Kraken Expands Sponsorships in Sports
Beginning in March 2023, Kraken has served as the Official Crypto and Web3 Partner of the Williams Racing Formula 1 team. In October 2024, the partnership was extended through the 2025 Formula 1 season, featuring enhanced branding on the FW47 car’s halo, as well as on drivers’ race suits, helmets, and team apparel. Kraken has helped strengthen fan engagement initiatives, including the Grid Pass digital collectible program and the Rear Wing Takeover contests, which allow fans to design the car’s rear wing. Kraken continues as the presenting partner for five fan zones, offering immersive experiences for fans. In July 2024, Kraken announced that they would become the sleeve sponsor for English Premier League football club Tottenham Hotspur and Spanish La Liga club Atlético Madrid. In August, Kraken announced they would be the sleeve sponsor for German Bundesliga club RB Leipzig.
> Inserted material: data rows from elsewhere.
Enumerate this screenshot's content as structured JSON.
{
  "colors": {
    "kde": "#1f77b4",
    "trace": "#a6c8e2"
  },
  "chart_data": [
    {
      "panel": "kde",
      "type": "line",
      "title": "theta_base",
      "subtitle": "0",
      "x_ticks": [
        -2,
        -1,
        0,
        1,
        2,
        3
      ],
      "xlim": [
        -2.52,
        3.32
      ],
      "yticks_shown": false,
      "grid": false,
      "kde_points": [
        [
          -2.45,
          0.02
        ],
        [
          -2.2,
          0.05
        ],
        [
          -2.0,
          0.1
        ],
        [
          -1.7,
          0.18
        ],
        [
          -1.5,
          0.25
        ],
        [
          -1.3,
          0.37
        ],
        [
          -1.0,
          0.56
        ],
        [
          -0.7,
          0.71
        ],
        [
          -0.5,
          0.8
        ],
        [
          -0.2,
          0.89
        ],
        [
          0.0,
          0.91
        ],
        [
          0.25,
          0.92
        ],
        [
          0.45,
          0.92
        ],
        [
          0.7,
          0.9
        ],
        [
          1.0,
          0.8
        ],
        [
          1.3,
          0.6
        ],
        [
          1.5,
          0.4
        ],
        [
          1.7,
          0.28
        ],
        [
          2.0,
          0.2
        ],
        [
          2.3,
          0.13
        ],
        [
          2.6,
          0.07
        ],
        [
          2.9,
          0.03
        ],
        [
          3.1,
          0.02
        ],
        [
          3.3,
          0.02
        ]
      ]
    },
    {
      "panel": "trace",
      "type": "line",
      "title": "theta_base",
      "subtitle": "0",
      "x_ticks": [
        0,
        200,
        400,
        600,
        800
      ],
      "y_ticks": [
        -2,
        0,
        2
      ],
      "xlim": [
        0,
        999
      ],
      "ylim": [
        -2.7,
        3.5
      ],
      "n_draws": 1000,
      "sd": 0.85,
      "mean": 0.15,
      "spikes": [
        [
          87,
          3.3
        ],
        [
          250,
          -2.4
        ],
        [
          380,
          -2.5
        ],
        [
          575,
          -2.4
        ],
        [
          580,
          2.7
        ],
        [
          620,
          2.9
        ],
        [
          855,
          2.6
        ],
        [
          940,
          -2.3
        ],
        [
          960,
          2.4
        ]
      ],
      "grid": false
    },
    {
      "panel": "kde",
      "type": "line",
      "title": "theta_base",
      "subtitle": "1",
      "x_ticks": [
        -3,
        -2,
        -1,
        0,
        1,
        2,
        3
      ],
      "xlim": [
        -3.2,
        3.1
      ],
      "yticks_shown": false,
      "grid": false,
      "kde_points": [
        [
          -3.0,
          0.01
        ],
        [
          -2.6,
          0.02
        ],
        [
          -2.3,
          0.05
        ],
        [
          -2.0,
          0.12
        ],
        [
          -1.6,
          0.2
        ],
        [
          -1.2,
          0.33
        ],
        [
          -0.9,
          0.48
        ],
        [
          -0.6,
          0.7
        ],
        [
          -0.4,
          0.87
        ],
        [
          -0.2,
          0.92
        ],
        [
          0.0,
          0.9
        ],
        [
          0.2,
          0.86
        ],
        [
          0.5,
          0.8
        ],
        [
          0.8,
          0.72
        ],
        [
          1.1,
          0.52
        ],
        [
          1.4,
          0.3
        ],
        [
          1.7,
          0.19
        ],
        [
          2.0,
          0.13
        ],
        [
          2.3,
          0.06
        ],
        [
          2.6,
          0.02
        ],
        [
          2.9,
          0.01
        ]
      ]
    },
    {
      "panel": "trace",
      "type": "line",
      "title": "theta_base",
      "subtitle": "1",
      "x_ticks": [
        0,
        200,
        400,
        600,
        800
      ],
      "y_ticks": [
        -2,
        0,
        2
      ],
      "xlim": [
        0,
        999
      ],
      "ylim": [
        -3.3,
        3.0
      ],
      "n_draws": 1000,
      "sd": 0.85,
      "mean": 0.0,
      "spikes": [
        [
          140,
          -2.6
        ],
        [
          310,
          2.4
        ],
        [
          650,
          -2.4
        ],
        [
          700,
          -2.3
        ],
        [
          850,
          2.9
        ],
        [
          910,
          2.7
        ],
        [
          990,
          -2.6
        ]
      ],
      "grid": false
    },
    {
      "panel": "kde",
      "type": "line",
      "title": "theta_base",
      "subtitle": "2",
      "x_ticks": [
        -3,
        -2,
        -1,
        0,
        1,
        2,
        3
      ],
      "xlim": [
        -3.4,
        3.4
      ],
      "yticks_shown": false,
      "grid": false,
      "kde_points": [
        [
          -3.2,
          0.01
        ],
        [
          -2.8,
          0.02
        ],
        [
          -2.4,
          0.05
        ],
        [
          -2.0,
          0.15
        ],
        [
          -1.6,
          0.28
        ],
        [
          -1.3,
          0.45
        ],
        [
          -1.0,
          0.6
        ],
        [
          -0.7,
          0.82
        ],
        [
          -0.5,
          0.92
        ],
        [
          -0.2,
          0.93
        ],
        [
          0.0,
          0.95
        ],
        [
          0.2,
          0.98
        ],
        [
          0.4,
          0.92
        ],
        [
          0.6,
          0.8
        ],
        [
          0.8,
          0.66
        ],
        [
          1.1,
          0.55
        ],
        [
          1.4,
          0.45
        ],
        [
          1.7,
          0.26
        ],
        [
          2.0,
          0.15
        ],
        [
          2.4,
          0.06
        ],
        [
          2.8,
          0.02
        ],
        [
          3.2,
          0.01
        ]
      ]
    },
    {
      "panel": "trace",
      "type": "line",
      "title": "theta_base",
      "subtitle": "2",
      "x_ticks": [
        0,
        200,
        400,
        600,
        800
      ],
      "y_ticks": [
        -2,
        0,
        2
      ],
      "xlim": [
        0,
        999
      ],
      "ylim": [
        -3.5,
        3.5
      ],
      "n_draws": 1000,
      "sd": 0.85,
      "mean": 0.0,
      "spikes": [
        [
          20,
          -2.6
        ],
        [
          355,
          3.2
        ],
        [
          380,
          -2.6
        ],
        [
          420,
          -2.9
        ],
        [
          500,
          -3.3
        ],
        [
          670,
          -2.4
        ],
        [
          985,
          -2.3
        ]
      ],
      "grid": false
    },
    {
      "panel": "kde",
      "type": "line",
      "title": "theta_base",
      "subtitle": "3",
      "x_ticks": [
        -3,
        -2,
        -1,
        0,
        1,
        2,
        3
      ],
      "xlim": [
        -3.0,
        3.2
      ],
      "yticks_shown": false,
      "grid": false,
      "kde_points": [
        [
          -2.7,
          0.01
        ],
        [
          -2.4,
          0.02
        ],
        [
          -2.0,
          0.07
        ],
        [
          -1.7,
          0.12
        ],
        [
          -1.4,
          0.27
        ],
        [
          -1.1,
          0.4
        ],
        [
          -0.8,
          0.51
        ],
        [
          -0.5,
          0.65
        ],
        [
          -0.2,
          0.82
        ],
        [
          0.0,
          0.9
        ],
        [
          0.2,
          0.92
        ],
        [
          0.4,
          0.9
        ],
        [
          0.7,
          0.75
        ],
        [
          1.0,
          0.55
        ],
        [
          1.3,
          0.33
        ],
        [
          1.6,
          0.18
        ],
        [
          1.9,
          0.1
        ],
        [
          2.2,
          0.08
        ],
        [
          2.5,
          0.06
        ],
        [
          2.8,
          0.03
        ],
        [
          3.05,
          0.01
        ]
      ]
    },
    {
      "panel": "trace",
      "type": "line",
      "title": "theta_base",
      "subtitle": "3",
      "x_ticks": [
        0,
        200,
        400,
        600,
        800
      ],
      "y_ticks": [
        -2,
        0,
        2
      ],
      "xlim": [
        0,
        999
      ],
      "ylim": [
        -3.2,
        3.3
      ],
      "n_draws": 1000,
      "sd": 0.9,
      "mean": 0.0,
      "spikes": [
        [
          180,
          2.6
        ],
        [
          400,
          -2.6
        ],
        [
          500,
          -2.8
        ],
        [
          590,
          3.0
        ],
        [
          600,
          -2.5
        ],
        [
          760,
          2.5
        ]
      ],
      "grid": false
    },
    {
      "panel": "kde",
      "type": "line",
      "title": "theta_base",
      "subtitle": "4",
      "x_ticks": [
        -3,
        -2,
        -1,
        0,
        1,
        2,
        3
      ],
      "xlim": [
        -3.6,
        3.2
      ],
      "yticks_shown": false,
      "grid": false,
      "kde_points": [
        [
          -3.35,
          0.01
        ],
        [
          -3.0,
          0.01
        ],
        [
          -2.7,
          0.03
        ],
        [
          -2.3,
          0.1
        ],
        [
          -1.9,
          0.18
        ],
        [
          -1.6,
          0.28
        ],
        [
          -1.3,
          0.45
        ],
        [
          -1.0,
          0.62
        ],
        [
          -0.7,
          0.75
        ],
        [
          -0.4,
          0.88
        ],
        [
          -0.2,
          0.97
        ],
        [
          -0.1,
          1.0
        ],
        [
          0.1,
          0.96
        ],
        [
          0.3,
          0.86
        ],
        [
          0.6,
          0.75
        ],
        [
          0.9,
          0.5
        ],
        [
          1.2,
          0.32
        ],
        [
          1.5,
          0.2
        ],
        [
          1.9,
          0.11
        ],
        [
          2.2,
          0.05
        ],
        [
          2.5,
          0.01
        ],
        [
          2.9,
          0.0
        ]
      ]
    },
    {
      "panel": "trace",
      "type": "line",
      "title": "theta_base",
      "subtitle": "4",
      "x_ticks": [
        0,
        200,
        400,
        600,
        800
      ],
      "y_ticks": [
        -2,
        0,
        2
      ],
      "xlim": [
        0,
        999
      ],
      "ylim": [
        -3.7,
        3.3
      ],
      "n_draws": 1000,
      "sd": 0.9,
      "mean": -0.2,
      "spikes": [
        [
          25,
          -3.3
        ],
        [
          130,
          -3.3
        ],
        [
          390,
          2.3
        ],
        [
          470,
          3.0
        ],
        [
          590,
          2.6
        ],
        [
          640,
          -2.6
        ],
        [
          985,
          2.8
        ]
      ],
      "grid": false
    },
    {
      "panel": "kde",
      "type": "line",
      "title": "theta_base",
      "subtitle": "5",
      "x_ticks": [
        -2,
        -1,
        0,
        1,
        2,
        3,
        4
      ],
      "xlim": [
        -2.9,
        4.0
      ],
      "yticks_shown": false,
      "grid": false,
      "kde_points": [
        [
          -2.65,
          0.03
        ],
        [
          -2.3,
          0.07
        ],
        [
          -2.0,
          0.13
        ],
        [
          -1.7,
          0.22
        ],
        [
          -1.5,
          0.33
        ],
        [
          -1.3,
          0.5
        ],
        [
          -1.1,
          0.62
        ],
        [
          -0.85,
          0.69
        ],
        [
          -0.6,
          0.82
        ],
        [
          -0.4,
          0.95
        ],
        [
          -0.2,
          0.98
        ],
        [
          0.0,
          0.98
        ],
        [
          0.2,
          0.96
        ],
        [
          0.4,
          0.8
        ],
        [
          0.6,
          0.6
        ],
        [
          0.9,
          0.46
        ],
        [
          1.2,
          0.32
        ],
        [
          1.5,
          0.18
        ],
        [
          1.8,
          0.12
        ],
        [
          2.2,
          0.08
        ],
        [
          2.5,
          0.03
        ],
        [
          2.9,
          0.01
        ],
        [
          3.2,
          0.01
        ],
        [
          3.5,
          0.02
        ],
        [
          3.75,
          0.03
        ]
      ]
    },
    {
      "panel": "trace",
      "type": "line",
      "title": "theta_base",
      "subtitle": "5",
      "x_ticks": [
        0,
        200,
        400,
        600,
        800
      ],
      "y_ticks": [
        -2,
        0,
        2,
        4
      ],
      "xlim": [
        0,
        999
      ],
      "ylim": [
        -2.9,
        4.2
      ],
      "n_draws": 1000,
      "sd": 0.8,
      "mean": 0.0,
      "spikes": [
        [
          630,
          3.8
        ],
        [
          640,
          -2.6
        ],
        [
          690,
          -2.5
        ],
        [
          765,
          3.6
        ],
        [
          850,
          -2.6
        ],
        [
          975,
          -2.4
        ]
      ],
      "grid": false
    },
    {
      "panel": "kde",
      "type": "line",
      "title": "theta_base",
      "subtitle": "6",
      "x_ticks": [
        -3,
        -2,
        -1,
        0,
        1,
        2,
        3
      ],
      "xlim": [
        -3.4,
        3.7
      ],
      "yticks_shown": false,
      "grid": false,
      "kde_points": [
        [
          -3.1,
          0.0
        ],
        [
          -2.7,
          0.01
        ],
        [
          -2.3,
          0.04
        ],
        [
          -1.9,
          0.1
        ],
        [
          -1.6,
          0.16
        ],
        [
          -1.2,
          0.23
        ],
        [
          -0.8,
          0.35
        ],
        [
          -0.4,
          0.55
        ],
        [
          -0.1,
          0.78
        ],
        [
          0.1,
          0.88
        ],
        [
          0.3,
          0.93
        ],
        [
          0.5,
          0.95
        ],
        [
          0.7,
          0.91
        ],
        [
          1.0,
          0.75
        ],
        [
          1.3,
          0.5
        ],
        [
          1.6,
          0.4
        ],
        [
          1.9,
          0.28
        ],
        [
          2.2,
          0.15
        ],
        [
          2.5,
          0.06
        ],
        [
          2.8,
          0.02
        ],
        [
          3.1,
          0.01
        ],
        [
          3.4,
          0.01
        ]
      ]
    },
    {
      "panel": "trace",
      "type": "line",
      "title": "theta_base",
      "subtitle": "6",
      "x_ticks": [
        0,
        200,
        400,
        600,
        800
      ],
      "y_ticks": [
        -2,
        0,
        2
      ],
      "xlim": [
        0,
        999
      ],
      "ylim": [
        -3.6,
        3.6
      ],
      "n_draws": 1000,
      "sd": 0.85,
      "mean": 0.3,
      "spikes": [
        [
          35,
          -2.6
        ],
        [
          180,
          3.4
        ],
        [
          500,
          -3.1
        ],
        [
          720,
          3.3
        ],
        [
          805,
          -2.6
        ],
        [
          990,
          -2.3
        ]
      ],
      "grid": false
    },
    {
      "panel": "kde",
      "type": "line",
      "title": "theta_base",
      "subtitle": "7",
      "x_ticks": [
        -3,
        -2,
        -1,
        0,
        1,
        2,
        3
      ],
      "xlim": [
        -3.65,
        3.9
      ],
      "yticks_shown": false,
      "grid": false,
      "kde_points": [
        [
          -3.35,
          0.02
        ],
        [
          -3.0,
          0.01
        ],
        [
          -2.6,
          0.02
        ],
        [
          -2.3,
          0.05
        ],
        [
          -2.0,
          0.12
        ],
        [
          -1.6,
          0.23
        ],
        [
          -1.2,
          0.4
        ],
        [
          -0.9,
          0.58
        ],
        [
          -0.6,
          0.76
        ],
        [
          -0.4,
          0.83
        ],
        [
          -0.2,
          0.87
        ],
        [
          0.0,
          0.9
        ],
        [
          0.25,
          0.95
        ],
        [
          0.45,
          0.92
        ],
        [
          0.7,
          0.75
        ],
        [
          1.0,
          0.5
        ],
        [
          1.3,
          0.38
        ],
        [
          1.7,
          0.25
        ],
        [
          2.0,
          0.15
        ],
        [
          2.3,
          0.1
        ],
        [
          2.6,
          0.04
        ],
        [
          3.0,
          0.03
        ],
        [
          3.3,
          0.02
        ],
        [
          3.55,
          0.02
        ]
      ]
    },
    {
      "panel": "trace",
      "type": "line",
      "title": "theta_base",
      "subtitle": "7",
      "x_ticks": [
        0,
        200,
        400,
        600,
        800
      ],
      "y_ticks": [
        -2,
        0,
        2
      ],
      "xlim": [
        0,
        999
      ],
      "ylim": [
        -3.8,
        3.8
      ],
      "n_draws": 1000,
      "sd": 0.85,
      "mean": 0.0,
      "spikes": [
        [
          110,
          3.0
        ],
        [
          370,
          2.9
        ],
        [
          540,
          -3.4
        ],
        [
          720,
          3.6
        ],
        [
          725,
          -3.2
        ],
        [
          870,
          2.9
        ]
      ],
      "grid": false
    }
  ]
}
Argentina’s $LIBRA Cryptocurrency Scandal
The $LIBRA cryptocurrency scandal was a political scandal that began on February 14, 2025, when the president of Argentina, Javier Milei, promoted a cryptocurrency project called $LIBRA. The price of the meme coin spiked following Milei’s promotion but then suffered a severe price drop, leading to allegations of a rug pull scam and $251 million in losses for investors. This scandal has been dubbed Cryptogate. The Economist called it the “first big scandal” of Milei’s presidency.
World Liberty Financial’s Controversial Ties
World Liberty Financial is a decentralized finance protocol and cryptocurrency company founded in 2024. It has been noted for directly advertising its connection with Donald Trump and his family. A New York Times investigation described it as “eviscerating the boundary between private enterprise and government policy in a manner without precedent in modern American history.” It has been involved in multiple controversies regarding its conflicts of interest, alleged secret deals, and business with individuals under criminal investigation and with criminal records.
Bitcoin and Ethereum Market Update
As of September 17, 2025, Bitcoin (BTC) is trading at $117,208, reflecting a 1.17% increase from the previous close. The intraday high reached $117,303, with a low of $114,864. Ethereum (ETH) is priced at $4,545.04, marking a 0.69% rise. The day’s high for ETH was $4,552.98, and the low was $4,429.39. These movements indicate a positive trend in the cryptocurrency market, with both major assets showing gains.